Figure 3 below shows estimates for the ownership of AGS by non-residents, the RBA and other domestic owners. The figures for resident and non-resident holdings are based on the market-value of AGS holdings (that is, the value of the securities on the secondary market) while the RBA figures are published in face value (that is, the amount the Government pays back at maturity) (Budget paper no. 1, p. 243). RBA holdings of AGS are considered resident holdings.

The chart shows resident holdings of AGS have steadily increased over the last decade and non-resident holdings have fallen as a proportion of the total while RBA holdings increased between March 2020 and February 2022 when the RBA’s bond purchase program finished. This trend has reversed somewhat over the past 12 months as non-resident holdings have remained steady while resident holdings have fallen. The reduction in the proportion of AGS held by non-residents reduces the risk of interest rate volatility associated with capital flight, when non-resident investors sell overseas assets and repatriate the money, often in response to market volatility. The decrease in the overall level of AGS held by both resident and non-resident investors at market value over the past 12 months shows the impact that rising interest rates have had on the value of bond portfolios. The RBA figures, published at face value, are not marked to market, so do not show the same decline.

Figure 3        Estimated resident and non-resident holdings of AGS (market value) and Reserve Bank Australia holdings of AGS (face value)

Source: Parliamentary Library calculations based on Australian Office of Financial Management, Non-Resident Holdings of AGS, and Reserve Bank of Australia, Holdings of Australian Government Securities and Semis.

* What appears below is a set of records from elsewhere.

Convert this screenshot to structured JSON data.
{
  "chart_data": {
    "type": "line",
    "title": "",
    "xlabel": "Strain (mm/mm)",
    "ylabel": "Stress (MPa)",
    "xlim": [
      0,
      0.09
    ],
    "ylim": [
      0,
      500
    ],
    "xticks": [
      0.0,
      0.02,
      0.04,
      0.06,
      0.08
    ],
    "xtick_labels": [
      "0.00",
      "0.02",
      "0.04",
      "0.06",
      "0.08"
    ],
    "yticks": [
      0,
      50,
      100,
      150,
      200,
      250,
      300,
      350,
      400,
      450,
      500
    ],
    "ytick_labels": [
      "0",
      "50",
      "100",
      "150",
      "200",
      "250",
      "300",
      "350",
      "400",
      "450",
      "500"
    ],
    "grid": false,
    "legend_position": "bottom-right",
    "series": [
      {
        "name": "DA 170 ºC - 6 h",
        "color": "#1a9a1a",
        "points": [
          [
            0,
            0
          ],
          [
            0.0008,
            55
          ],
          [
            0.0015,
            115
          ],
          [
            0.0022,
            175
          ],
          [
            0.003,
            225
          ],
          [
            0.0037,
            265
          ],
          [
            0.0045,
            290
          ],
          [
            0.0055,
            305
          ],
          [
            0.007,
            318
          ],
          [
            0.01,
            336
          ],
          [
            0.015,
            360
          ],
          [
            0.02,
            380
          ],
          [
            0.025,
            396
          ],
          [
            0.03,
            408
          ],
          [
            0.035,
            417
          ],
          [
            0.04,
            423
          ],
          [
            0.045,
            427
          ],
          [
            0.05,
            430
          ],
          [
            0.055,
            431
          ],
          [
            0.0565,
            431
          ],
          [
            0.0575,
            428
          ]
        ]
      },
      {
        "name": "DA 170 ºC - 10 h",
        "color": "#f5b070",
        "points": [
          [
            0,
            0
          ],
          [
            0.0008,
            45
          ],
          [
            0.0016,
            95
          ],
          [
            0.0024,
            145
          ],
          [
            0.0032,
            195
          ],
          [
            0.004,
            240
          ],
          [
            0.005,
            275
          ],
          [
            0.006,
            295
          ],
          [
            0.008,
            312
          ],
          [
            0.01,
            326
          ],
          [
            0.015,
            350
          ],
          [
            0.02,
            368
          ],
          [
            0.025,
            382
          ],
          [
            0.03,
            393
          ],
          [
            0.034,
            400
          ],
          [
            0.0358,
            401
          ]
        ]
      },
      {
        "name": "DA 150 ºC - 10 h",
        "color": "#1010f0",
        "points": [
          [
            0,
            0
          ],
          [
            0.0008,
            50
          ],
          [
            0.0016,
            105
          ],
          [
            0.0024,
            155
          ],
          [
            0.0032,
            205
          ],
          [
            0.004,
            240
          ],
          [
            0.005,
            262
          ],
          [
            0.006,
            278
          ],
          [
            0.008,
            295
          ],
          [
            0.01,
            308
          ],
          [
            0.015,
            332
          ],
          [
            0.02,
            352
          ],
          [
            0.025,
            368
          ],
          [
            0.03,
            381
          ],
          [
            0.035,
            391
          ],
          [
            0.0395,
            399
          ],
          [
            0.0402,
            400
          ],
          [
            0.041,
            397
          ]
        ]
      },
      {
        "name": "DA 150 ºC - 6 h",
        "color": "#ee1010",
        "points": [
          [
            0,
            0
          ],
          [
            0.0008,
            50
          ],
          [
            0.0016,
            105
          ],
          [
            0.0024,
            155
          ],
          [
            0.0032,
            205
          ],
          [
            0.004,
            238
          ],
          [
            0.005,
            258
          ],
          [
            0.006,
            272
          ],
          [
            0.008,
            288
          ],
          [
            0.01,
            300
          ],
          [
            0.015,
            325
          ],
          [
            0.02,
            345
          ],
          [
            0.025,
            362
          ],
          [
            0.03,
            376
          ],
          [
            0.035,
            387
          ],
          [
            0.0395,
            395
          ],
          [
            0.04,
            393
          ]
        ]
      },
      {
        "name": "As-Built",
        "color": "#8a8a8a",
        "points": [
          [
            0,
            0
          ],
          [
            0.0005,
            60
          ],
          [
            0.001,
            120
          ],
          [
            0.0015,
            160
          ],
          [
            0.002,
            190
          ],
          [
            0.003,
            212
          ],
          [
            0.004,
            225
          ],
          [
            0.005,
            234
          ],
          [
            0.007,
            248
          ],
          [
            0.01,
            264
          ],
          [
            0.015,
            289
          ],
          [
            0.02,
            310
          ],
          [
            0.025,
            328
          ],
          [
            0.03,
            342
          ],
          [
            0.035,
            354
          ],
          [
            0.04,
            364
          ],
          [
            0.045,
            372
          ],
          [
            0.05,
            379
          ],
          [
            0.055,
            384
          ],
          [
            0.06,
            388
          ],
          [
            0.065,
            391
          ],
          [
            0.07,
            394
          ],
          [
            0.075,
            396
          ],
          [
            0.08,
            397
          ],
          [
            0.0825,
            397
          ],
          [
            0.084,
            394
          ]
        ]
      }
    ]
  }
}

Where to find additional discussion of debt in the 2023–24 Budget

While this article provides a broad overview of the debt figures contained in the Budget, more detailed discussion is provided on several debt-related topics in Budget paper no. 1:

  • Budget paper no. 1 – statement 3: fiscal strategy and outlook provides the medium-term (through to 2033–34) projections for the underlying cash balance (p. 96), gross debt (pp. 110–111) and net debt (p. 113), and how these projections have changed since the October 2022–23 Budget.
  • Budget paper no. 1 – statement 3 also includes an outline of the Government’s new green bonds issuance slated to start in mid-2024, which will see the AOFM issue green bonds to fund government projects with climate change or environmental objectives (Box 3.4, p. 112).
  • Budget paper no. 1 – statement 7: debt statement provides detailed figures on Australian Government debt parameters over the forward estimates (to 2026–27).
  • a complete breakdown of Treasury Bonds on issue is provided in Table 7.4 (p. 246).
  • non-resident holdings of Australian Government Securities is discussed on page 248.
  • a breakdown of liabilities and assets included in net debt is provided on page 249.
  • yield curve assumptions (interest rate assumptions for Treasury Bonds of different maturities) used in the Budget and how they have changed since the October 2022–23 Budget are provided on page 251.
  • Statement 8: forecasting performance and sensitivity analysis discusses how changes in underlying assumptions impact key budget forecasts. The sensitivity analysis for movements in yields (pp. 272–273) shows how alternative assumptions of 10-year bond yields would lead to different assumptions for the path of gross debt levels.